Du 2 au 5 Norvins, voilà un début de rue qui a connu bien des métamorphoses. Aujourd'hui il est entièrement occupé par "La Bohème", de la place du Tertre à la rue Saint-Rustique!
Cette gravure nous permet de voir le lieu déjà occupé par "la Bohème" à l'exception du dernier numéro où résiste encore, pour peu d'années, le restaurant du "Moulin Joyeux". Le nom du propriétaire sur la façade de l'Hôtel nous permet de dater la gravure entre 1930, année de son rachat par Beynat et 1938 année de sa destruction et de l'édification de l'immeuble actuel, trop lourd, trop haut, qui rompt l'harmonie des vieilles maisons et enlaidit ce lieu historique.
L'immeuble de 1938 comme une verrue sur un beau visage!
De vieilles photos et cartes postales nous permettent de garder souvenir de ce qu'était ce début de rue avant que Beynat n'en fasse son domaine et ne dévore un à un ses voisins.
Nous voyons sur ce cliché l'Hôtel du Tertre qui porte encore le nom de Bouscarat, "Le Rendez-vous des cochers" (maison Poncier) et avant la rue Saint-Rustique "Le Rendez-vous des Amis".
Nous avons déjà rencontré le "Rendez-vous des Cochers" en écrivant l'histoire de l'Hôtel du Tertre. Nous savons qu'il appartenait au Père Poncier et qu'il abrita au rez-de-chaussée une mercerie-librairie-papeterie qui délaissa les livres pour devenir débit de boissons.
Nous pouvons constater que "le Rendez-vous des cochers" a fini par abandonner les cochers pour attirer le chaland en se targuant d'être "le Sommet de la Capitale".
Les deux immeubles mitoyens "Sommet de la capitale" et voisin, ne faisaient qu'un seul numéro, le 3, malgré leurs différences (fenêtres, toiture).
Aujourd'hui ils forment un seul bloc dont les volets ont disparu et dont le pittoresque a été malmené.
Le 5 enfin est rentré dans l'alignement bohémien. Il faut de très bons yeux pour dénicher la plaque qui nous rappelle qu'il fut honoré de la visite régulière pendant une quinzaine d'années de Valadon et Utrillo venus en voisins de la rue Cortot.

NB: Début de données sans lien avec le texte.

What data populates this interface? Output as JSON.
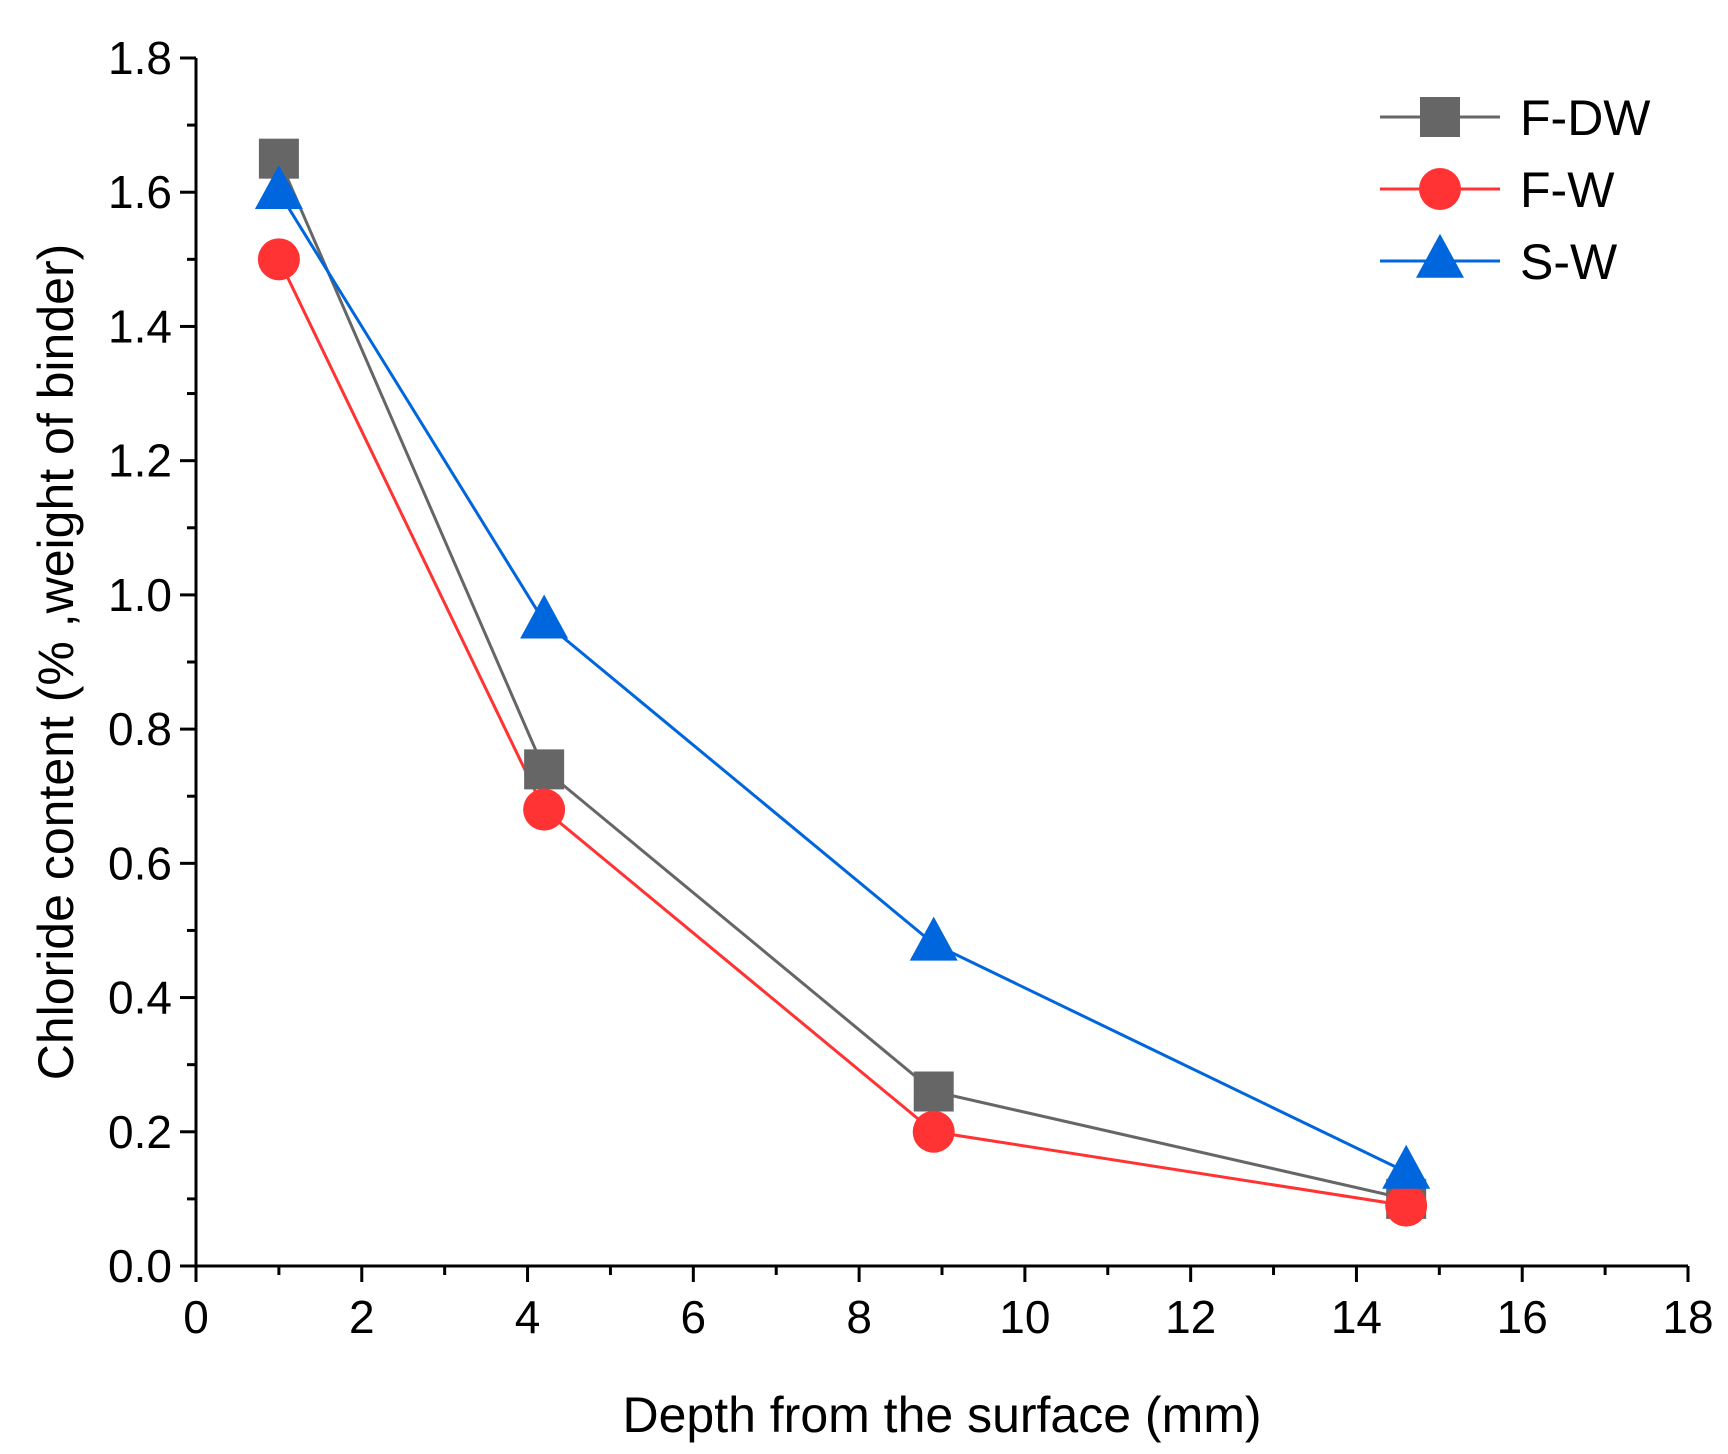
{
  "chart_data": {
    "type": "line",
    "title": "",
    "xlabel": "Depth from the surface (mm)",
    "ylabel": "Chloride content (% ,weight of binder)",
    "xlim": [
      0,
      18
    ],
    "ylim": [
      0,
      1.8
    ],
    "xticks": [
      0,
      2,
      4,
      6,
      8,
      10,
      12,
      14,
      16,
      18
    ],
    "xtick_labels": [
      "0",
      "2",
      "4",
      "6",
      "8",
      "10",
      "12",
      "14",
      "16",
      "18"
    ],
    "yticks": [
      0,
      0.2,
      0.4,
      0.6,
      0.8,
      1.0,
      1.2,
      1.4,
      1.6,
      1.8
    ],
    "ytick_labels": [
      "0.0",
      "0.2",
      "0.4",
      "0.6",
      "0.8",
      "1.0",
      "1.2",
      "1.4",
      "1.6",
      "1.8"
    ],
    "grid": false,
    "legend_position": "top-right",
    "series": [
      {
        "name": "F-DW",
        "marker": "square",
        "color": "#666666",
        "x": [
          1.0,
          4.2,
          8.9,
          14.6
        ],
        "y": [
          1.65,
          0.74,
          0.26,
          0.1
        ]
      },
      {
        "name": "F-W",
        "marker": "circle",
        "color": "#ff3333",
        "x": [
          1.0,
          4.2,
          8.9,
          14.6
        ],
        "y": [
          1.5,
          0.68,
          0.2,
          0.09
        ]
      },
      {
        "name": "S-W",
        "marker": "triangle",
        "color": "#0066dd",
        "x": [
          1.0,
          4.2,
          8.9,
          14.6
        ],
        "y": [
          1.6,
          0.96,
          0.48,
          0.14
        ]
      }
    ]
  }
}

Les dates paraissent un peu fantaisistes, à la mode montmartroise,
Ce qui est avéré, c'est que le restaurant faisait également office (comme de nombreux restaurants montmartrois) de débit de boissons.
Le Rendez-vous des amis devint "Le Moulin Joyeux" puis "Les Coulisses" jusqu'au jour de 1968 où il ne sut résister à la boulimie de La Bohème qui l'engloba tout entier!
Le Moulin Joyeux
Les Coulisses
Maintenant, tout le début de rue est uniformisé par La Bohème.
Pour nous consoler, réjouissons-nous que les petits immeubles des 3 et 5 n'aient pas été rasés pour s'aligner sur le vilain 2!
La mode moche (et paraît-il efficace pour attirer le chaland) n'épargne pas la Bohême. Actuellement, elle croule sous des fleurs en plastique et des nounours.
Et pour parachever le vandalisme, des fresques écrasantes assombrissent de leurs couleurs sinistres, prétendu hommage à Lautrec, tout le début de la rue St Rustique sur les murs latéraux de la Bohême. Elles consternent les habitants qui n'ont pas été consultés et font du cœur de Montmartre un disneyland prétentieux et épais.
La Bohême!
Destin hégémonique que celui de cet établissement dont le nom évocateur de pauvreté et d'artistes fauchés ferait sourire Aznavour qui vécut rue St Rustique....
Aznavour rue Cortot
Laissons lui dernier mot :
"La Bohême, ça ne veut plus rien dire du tout"!